Chers amis, aujourd’hui je vous propose un gros coup de gueule. Parce que merde, quoi.

Hier, sur ma page d’accueil Facebook, une vidéo a été postée par plus de 30 de mes amis en l’espace de quelques heures. Et ça continue aujourd’hui. La voici. Âmes sensibles, abstenez-vous.

Et là, je hurle : BWAAAAAAAAAAAAAAAAAAAAARRRRRRRRRR. Ceci est un hurlement de rage et d’incompréhension mêlées, où perce néanmoins un bon gros paquet de haine. En effet, ce n’est pas très catho-style, tout ça, mais tant pis. J’ai ensuite passé la journée à tenter d’expliquer pourquoi ce hurlement, avec plus ou moins de succès. Ce qui m’importait assez peu jusqu’à ce que ma femme elle-même me dise : « Si tu ne supportes pas ça, c’est uniquement parce que tu as une tolérance à la musique de merde assez limitée ». (Elle a cependant nuancé son avis après que je lui eus exposé le mien.) Ce qui est vrai, certes, mais n’est qu’un tout petit aspect du sujet.

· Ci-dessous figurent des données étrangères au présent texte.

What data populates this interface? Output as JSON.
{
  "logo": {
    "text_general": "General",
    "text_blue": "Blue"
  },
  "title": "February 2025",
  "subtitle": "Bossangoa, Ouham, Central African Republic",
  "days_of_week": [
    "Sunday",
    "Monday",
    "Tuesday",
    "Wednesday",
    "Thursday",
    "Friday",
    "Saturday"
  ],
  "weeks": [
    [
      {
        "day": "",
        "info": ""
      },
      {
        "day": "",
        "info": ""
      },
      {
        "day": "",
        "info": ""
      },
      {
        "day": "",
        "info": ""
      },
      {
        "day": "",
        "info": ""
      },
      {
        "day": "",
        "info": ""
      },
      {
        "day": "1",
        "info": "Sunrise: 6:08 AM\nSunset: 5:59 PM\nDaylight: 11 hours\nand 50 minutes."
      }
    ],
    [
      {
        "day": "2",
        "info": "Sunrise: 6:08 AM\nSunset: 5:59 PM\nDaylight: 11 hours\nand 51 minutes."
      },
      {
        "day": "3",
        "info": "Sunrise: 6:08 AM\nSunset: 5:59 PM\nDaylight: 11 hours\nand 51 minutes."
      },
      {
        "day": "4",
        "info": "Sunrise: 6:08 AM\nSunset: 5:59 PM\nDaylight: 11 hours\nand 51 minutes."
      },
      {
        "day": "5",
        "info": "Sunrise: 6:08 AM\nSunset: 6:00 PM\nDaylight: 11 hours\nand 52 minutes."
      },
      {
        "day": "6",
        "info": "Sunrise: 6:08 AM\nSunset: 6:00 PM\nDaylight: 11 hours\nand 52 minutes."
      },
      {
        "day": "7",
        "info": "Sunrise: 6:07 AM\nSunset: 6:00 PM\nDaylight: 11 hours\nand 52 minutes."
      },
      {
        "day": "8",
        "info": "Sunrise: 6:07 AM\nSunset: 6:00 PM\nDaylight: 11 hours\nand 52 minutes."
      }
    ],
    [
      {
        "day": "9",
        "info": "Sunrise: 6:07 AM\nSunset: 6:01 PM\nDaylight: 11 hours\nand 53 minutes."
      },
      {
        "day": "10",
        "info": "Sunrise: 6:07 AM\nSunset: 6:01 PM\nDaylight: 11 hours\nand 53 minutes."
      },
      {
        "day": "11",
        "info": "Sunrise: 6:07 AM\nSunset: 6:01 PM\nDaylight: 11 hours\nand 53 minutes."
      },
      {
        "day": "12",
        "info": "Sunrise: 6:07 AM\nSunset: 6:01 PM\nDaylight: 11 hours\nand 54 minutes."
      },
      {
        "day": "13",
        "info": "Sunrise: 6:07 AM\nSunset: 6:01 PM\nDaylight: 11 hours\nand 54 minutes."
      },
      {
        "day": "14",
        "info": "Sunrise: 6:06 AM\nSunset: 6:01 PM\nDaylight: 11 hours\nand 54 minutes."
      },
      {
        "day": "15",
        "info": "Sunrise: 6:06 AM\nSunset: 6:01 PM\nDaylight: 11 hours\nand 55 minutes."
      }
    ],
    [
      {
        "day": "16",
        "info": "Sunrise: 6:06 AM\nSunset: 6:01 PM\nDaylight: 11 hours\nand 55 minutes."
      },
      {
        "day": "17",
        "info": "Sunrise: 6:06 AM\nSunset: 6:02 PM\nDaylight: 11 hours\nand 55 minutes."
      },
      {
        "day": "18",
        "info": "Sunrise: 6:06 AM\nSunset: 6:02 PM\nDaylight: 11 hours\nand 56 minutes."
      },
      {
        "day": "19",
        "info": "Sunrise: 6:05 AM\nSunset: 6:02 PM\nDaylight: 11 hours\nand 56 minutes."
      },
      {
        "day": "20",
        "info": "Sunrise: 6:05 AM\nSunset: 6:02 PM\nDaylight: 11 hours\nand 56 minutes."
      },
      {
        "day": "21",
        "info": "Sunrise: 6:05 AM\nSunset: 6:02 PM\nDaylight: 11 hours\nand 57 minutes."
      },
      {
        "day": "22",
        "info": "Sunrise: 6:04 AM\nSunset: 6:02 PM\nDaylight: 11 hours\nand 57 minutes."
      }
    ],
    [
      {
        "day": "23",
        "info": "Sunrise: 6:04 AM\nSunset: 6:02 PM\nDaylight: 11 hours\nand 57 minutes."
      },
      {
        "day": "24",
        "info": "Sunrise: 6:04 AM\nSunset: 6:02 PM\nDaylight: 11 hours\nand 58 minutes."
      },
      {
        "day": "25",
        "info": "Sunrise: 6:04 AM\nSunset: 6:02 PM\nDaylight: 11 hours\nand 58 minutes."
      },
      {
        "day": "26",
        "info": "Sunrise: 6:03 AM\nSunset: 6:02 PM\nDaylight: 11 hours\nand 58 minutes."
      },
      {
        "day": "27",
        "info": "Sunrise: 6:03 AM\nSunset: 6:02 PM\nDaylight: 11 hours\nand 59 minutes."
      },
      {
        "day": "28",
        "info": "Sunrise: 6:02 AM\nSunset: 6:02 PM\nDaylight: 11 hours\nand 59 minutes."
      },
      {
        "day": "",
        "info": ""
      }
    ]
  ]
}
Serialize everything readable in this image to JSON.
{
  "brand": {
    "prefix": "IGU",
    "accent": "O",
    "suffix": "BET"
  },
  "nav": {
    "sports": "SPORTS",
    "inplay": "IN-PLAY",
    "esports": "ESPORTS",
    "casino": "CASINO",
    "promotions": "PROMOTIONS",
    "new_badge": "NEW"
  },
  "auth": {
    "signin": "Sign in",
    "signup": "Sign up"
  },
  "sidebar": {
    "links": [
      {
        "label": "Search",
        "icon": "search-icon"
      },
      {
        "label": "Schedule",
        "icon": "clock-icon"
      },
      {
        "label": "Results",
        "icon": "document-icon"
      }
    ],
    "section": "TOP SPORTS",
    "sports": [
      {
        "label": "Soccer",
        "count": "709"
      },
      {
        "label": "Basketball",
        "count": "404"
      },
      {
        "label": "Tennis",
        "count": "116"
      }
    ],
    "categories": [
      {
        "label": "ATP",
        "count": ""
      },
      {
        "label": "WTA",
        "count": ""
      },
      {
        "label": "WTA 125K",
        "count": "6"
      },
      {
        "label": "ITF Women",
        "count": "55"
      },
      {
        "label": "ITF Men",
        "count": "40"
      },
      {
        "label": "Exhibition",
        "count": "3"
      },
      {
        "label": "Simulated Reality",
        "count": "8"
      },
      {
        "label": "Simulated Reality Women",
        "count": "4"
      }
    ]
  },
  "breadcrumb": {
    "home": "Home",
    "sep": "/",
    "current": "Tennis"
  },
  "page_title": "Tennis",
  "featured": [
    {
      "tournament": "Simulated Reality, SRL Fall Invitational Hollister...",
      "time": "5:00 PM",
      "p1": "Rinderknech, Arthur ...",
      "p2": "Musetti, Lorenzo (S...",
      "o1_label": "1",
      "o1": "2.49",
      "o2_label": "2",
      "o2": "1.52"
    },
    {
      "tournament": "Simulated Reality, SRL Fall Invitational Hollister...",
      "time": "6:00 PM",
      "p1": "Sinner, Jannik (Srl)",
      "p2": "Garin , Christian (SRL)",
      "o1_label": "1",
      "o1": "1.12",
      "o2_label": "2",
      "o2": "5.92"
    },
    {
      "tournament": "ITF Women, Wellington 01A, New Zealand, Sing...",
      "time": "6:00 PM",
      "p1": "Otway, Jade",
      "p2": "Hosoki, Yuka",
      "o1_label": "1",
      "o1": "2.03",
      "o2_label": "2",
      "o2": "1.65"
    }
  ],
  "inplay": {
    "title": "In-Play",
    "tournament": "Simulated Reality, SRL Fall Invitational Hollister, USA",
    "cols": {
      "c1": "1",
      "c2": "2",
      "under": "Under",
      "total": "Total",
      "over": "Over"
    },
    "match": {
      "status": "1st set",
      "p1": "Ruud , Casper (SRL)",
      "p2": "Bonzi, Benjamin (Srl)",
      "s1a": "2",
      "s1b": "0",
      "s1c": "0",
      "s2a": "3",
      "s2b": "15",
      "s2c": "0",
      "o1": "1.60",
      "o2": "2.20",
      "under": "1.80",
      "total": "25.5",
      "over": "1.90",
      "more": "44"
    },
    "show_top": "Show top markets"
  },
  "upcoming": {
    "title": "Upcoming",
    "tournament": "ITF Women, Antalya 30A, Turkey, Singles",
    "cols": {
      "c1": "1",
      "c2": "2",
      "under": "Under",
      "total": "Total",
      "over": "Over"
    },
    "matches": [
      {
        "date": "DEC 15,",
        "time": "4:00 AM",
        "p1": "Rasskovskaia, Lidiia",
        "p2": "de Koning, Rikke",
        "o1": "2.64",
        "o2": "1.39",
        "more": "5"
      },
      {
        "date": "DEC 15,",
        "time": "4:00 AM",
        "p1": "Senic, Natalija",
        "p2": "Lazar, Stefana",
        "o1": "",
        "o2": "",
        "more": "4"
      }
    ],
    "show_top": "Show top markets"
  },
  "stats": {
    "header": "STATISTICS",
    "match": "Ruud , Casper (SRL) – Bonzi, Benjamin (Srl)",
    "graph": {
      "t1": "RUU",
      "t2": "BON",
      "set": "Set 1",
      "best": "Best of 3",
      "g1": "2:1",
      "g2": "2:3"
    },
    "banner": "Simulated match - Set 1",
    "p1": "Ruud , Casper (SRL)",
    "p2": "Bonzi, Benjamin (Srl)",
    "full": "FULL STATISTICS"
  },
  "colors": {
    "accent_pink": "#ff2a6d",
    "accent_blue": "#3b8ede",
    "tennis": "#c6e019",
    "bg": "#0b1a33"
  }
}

Parce que le problème n’est pas simplement que cette musique soit merdique. Si certains avaient besoin que je le prouve, je les renvoie à cet article, et aux commentaires qui le suivent, qui sont intéressants. Ce n’est pas non plus uniquement une question d’image : on m’a souvent rétorqué – et c’est le cas à chacune des vidéos du genre, lip-dubs et autres flashmobs – que « C’est cool, ça donne une image vivante des cathos ». Personnellement, j’en doute. Déjà parce que les cathos, ne vous en déplaise, ne sont pas tous des petits parigots qui dansent le rock sur du rap pourri en polo Vicomte Arthur et en foulard Hermes dans la cour d’un château (oui, je sais, c’est dur à imaginer, mais c’est vrai : venez à la messe chez moi, vous verrez), et ensuite parce que justement mon expérience (50% de mes 1600 amis Facebook sont des métalleux, donc pas forcément très catho-friendly) prouve que c’est souvent le contraire : ces vidéos ne font le plus souvent que confirmer que les cathos sont des coincés qui essaient de faire croire qu’ils ne le sont pas. Pas sûr que ce soit l’objectif, ni même que ce soit positif. Et puis si avoir « une image » vivante vous satisfait, c’est que vous êtes déjà mort…

csd

A moins que vous cultiviez, comme ce magasin de par chez moi, l’art d’avoir l’air, plutôt que l’art d’être… C’est un choix.

Mais il y a plus grave.

Tout d’abord, était-il nécessaire de mettre en scène la Vierge, des moines, un prêtre, dans une parodie d’un des clip les plus médiocres du moment ? Est-il judicieux de se trémousser en rythme dans le chœur d’une abbatiale ou avec un col romain, de se signer en chantant « This is catho-style », de faire le signe de croix avec un verre de Coca ou de faire chanter « A-A-Amen » à un poisson ? Sans aller jusqu’à crier au blasphème, je m’interroge assez sérieusement tout de même…

Ceci est un saut de ligne, que je ne peux pas faire autrement sur WordPress…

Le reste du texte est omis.